I believe it was called SIGIL.  The lead programmer, Brian Fehdrau has given a number of interviews discussing it.  He also talked about SAGE (Square's Amazing Graphical Editor).  At some point in the near future I'm planning on getting back to hacking Evermore.  I started writing an editor awhile back that was capable of importing the scripting from the game, but I got sidetracked.  I'm currently working on the Deadpool (Ninja Gaiden) hack, but it's getting close to completion.  I really love Evermore, but it's a real challenge to work with for hacking purposes.  I'm hoping I can come up with a tool to make things significantly easier to edit.

goldenband

  • Sr. Member
  • ****
  • Posts: 298
    • View Profile
Re: SNES Scripting and Code Compression
« Reply #15 on: June 18, 2017, 11:11:44 am »
How close are we to having a tool that can dump the script of any given Koei game (or a subset, i.e. the 16-bit games), if such a thing is even possible? In particular, how much do the 16-bit ports build on what we know from their 8-bit cousins? EDIT: OK, the NESdev thread covers a lot of that, my bad.

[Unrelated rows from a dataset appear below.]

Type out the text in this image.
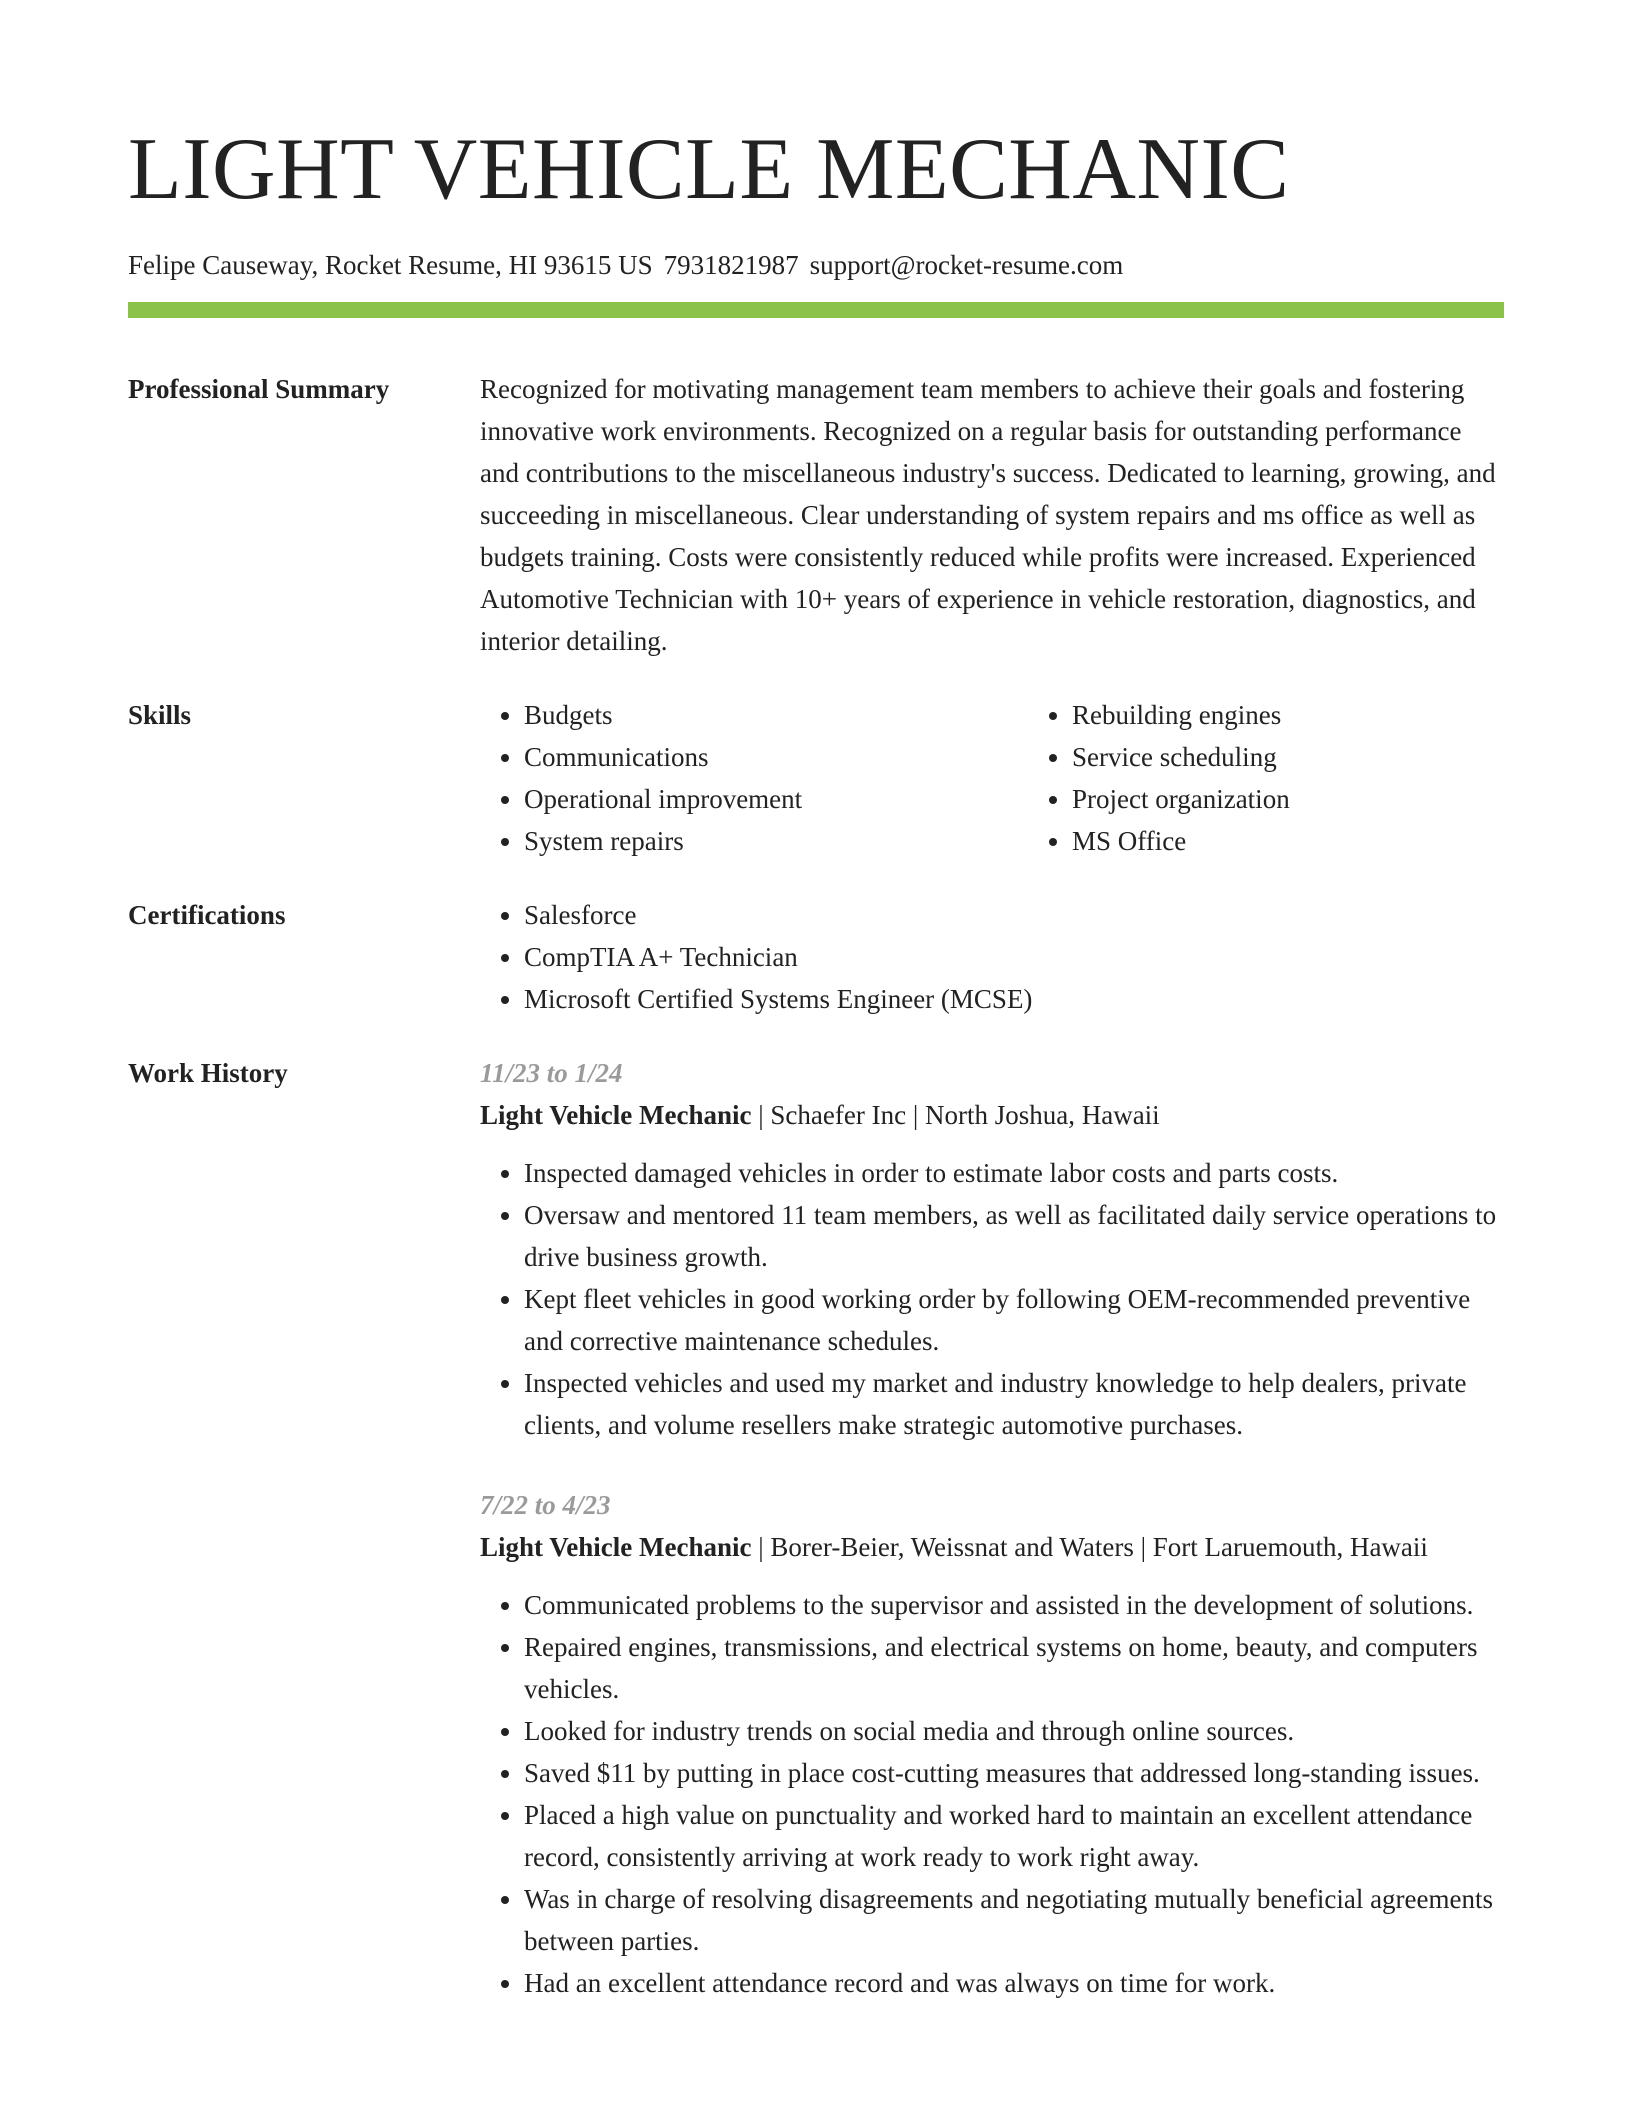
LIGHT VEHICLE MECHANIC
Felipe Causeway, Rocket Resume, HI 93615 US 7931821987 support@rocket-resume.com
Professional Summary	Recognized for motivating management team members to achieve their goals and fostering innovative work environments. Recognized on a regular basis for outstanding performance and contributions to the miscellaneous industry's success. Dedicated to learning, growing, and succeeding in miscellaneous. Clear understanding of system repairs and ms office as well as budgets training. Costs were consistently reduced while profits were increased. Experienced Automotive Technician with 10+ years of experience in vehicle restoration, diagnostics, and interior detailing.

Skills	• Budgets
• Communications
• Operational improvement
• System repairs
• Rebuilding engines
• Service scheduling
• Project organization
• MS Office
Certifications	• Salesforce
• CompTIA A+ Technician
• Microsoft Certified Systems Engineer (MCSE)
Work History	11/23 to 1/24
Light Vehicle Mechanic | Schaefer Inc | North Joshua, Hawaii
• Inspected damaged vehicles in order to estimate labor costs and parts costs.
• Oversaw and mentored 11 team members, as well as facilitated daily service operations to drive business growth.
• Kept fleet vehicles in good working order by following OEM-recommended preventive and corrective maintenance schedules.
• Inspected vehicles and used my market and industry knowledge to help dealers, private clients, and volume resellers make strategic automotive purchases.
7/22 to 4/23
Light Vehicle Mechanic | Borer-Beier, Weissnat and Waters | Fort Laruemouth, Hawaii
• Communicated problems to the supervisor and assisted in the development of solutions.
• Repaired engines, transmissions, and electrical systems on home, beauty, and computers vehicles.
• Looked for industry trends on social media and through online sources.
• Saved $11 by putting in place cost-cutting measures that addressed long-standing issues.
• Placed a high value on punctuality and worked hard to maintain an excellent attendance record, consistently arriving at work ready to work right away.
• Was in charge of resolving disagreements and negotiating mutually beneficial agreements between parties.
• Had an excellent attendance record and was always on time for work.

I've wanted for some time to look into transplanting the English script from the SNES version of Lord of Darkness to the Mega Drive port.

darkmoon2321

  • Jr. Member
  • **
  • Posts: 59
    • View Profile
Re: SNES Scripting and Code Compression
« Reply #16 on: June 18, 2017, 01:26:36 pm »
The project I linked above was capable of outputting the script and assembly for Romance of the three Kingdoms II, and Gemfire for the NES.  Originally it only worked for ROTK2, but I made the plugin more generic so it would work for both.  It's SNES only though, so it can't be used for the NES titles.  Unfortunately, I had a heck of a time trying to get it to work completely offline, and in the end I tied the tool to BSNES plus, so it would record the script as it was executed.

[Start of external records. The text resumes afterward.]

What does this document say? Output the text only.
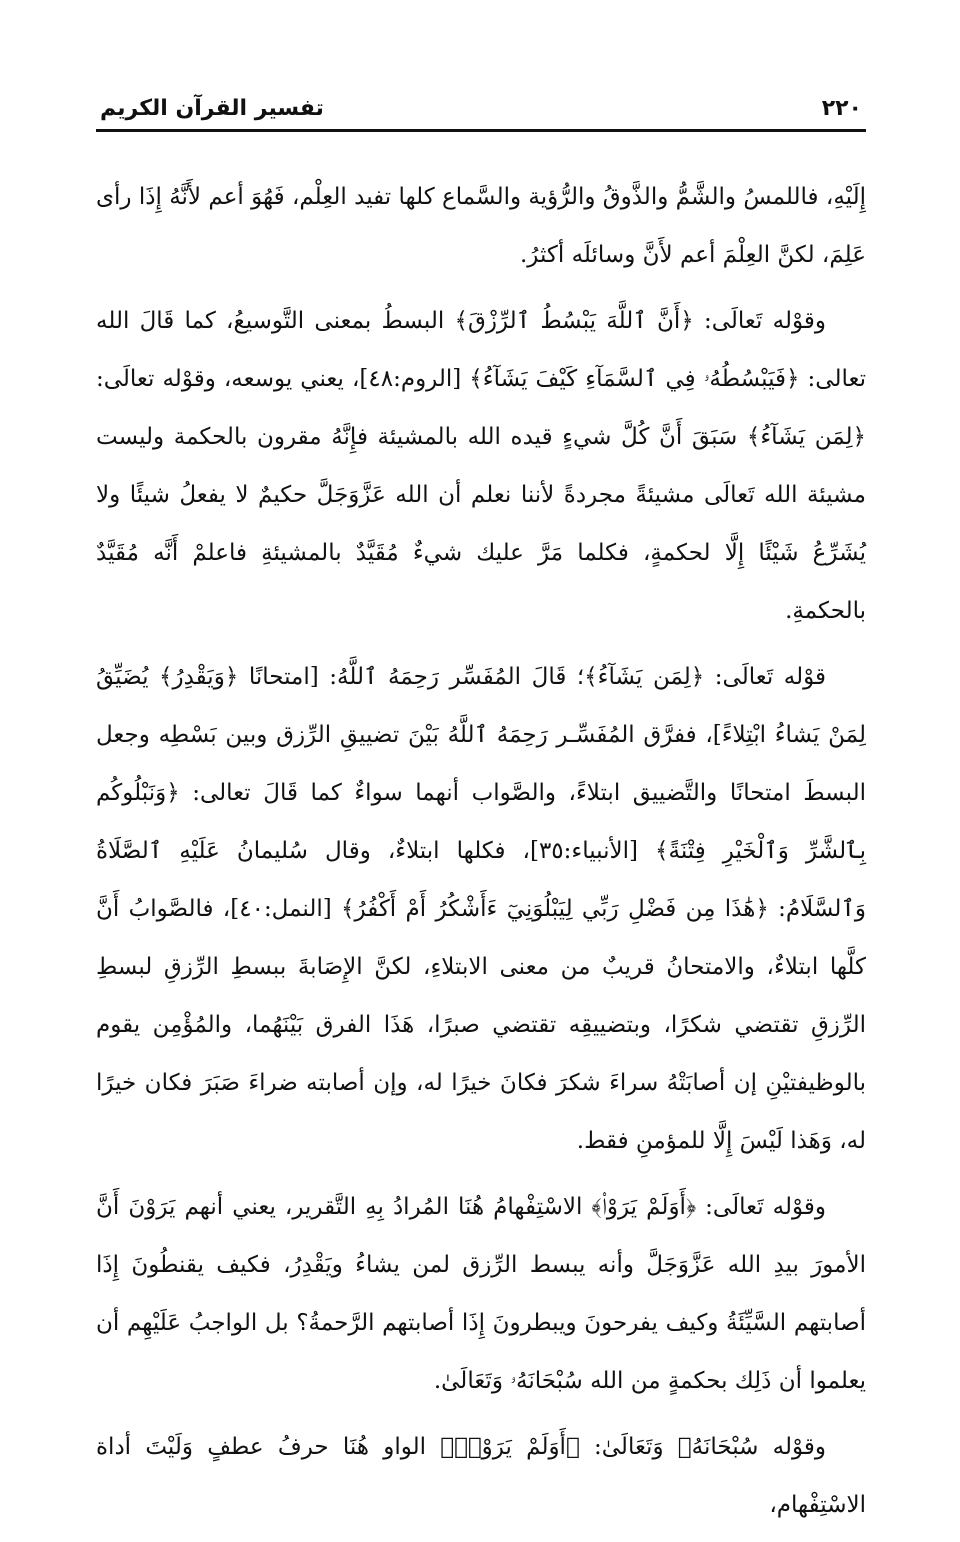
٢٢٠
تفسير القرآن الكريم

إِلَيْهِ، فاللمسُ والشَّمُّ والذَّوقُ والرُّؤية والسَّماع كلها تفيد العِلْم، فَهُوَ أعم لأَنَّهُ إِذَا رأى عَلِمَ، لكنَّ العِلْمَ أعم لأَنَّ وسائلَه أكثرُ.

وقوْله تَعالَى: ﴿أَنَّ ٱللَّهَ يَبْسُطُ ٱلرِّزْقَ﴾ البسطُ بمعنى التَّوسيعُ، كما قَالَ الله تعالى: ﴿فَيَبْسُطُهُۥ فِي ٱلسَّمَآءِ كَيْفَ يَشَآءُ﴾ [الروم:٤٨]، يعني يوسعه، وقوْله تعالَى: ﴿لِمَن يَشَآءُ﴾ سَبَقَ أَنَّ كُلَّ شيءٍ قيده الله بالمشيئة فإِنَّهُ مقرون بالحكمة وليست مشيئة الله تَعالَى مشيئةً مجردةً لأننا نعلم أن الله عَزَّوَجَلَّ حكيمٌ لا يفعلُ شيئًا ولا يُشَرِّعُ شَيْئًا إِلَّا لحكمةٍ، فكلما مَرَّ عليك شيءٌ مُقَيَّدٌ بالمشيئةِ فاعلمْ أَنَّه مُقَيَّدٌ بالحكمةِ.

قوْله تَعالَى: ﴿لِمَن يَشَآءُ﴾؛ قَالَ المُفَسِّر رَحِمَهُ ٱللَّهُ: [امتحانًا ﴿وَيَقْدِرُ﴾ يُضَيِّقُ لِمَنْ يَشاءُ ابْتِلاءً]، ففرَّق المُفَسِّـر رَحِمَهُ ٱللَّهُ بَيْنَ تضييقِ الرِّزق وبين بَسْطِه وجعل البسطَ امتحانًا والتَّضييق ابتلاءً، والصَّواب أنهما سواءٌ كما قَالَ تعالى: ﴿وَنَبْلُوكُم بِٱلشَّرِّ وَٱلْخَيْرِ فِتْنَةً﴾ [الأنبياء:٣٥]، فكلها ابتلاءٌ، وقال سُليمانُ عَلَيْهِ ٱلصَّلَاةُ وَٱلسَّلَامُ: ﴿هَٰذَا مِن فَضْلِ رَبِّي لِيَبْلُوَنِيٓ ءَأَشْكُرُ أَمْ أَكْفُرُ﴾ [النمل:٤٠]، فالصَّوابُ أَنَّ كلَّها ابتلاءٌ، والامتحانُ قريبٌ من معنى الابتلاءِ، لكنَّ الإِصَابةَ ببسطِ الرِّزقِ لبسطِ الرِّزقِ تقتضي شكرًا، وبتضييقِه تقتضي صبرًا، هَذَا الفرق بَيْنَهُما، والمُؤْمِن يقوم بالوظيفتيْنِ إن أصابَتْهُ سراءَ شكرَ فكانَ خيرًا له، وإن أصابته ضراءَ صَبَرَ فكان خيرًا له، وَهَذا لَيْسَ إِلَّا للمؤمنِ فقط.

وقوْله تَعالَى: ﴿أَوَلَمْ يَرَوْا۟﴾ الاسْتِفْهامُ هُنَا المُرادُ بِهِ التَّقرير، يعني أنهم يَرَوْنَ أَنَّ الأمورَ بيدِ الله عَزَّوَجَلَّ وأنه يبسط الرِّزق لمن يشاءُ ويَقْدِرُ، فكيف يقنطُونَ إِذَا أصابتهم السَّيِّئَةُ وكيف يفرحونَ ويبطرونَ إِذَا أصابتهم الرَّحمةُ؟ بل الواجبُ عَلَيْهِم أن يعلموا أن ذَلِك بحكمةٍ من الله سُبْحَانَهُۥ وَتَعَالَىٰ.

وقوْله سُبْحَانَهُۥ وَتَعَالَىٰ: ﴿أَوَلَمْ يَرَوْا۟﴾ الواو هُنَا حرفُ عطفٍ وَلَيْتَ أداة الاسْتِفْهام،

If you would like to see the instructions for the script you can check out:
https://www.dropbox.com/s/889nbq80ajr2ytj/ROTK2_script_wLabels.txt?dl=0

Scroll down to 008000 to start seeing script.  Since the tool only works on script that it sees executed in the emulator, I had to piece parts of it together and it's still not complete, but there's a lot available.  My interpretation of the instruction set is a little more primitive than AWJ's, as when I first wrote it I didn't record the stack positions as Local variables/arguments but instead just wrote down the relative position.  In some ways though it can be more useful to a hacker though, since it's easier to see the addresses used if you want to make modifications.  I have analyzed all of the script commands though.  There are a few that are unused, and don't appear to be very useful.

AWJ

  • Full Member
  • ***
  • Posts: 105
    • View Profile
Re: SNES Scripting and Code Compression
« Reply #17 on: June 20, 2017, 08:50:18 am »
I've wanted for some time to look into transplanting the English script from the SNES version of Lord of Darkness to the Mega Drive port.

I'd be very surprised if any of the Mega Drive versions use this bytecode. The most likely reason these games were compiled to bytecode on the NES is because the 6502 is almost uniquely ill-suited to C, mainly due to having only a 256 byte stack. That isn't a problem with the 68000 at all.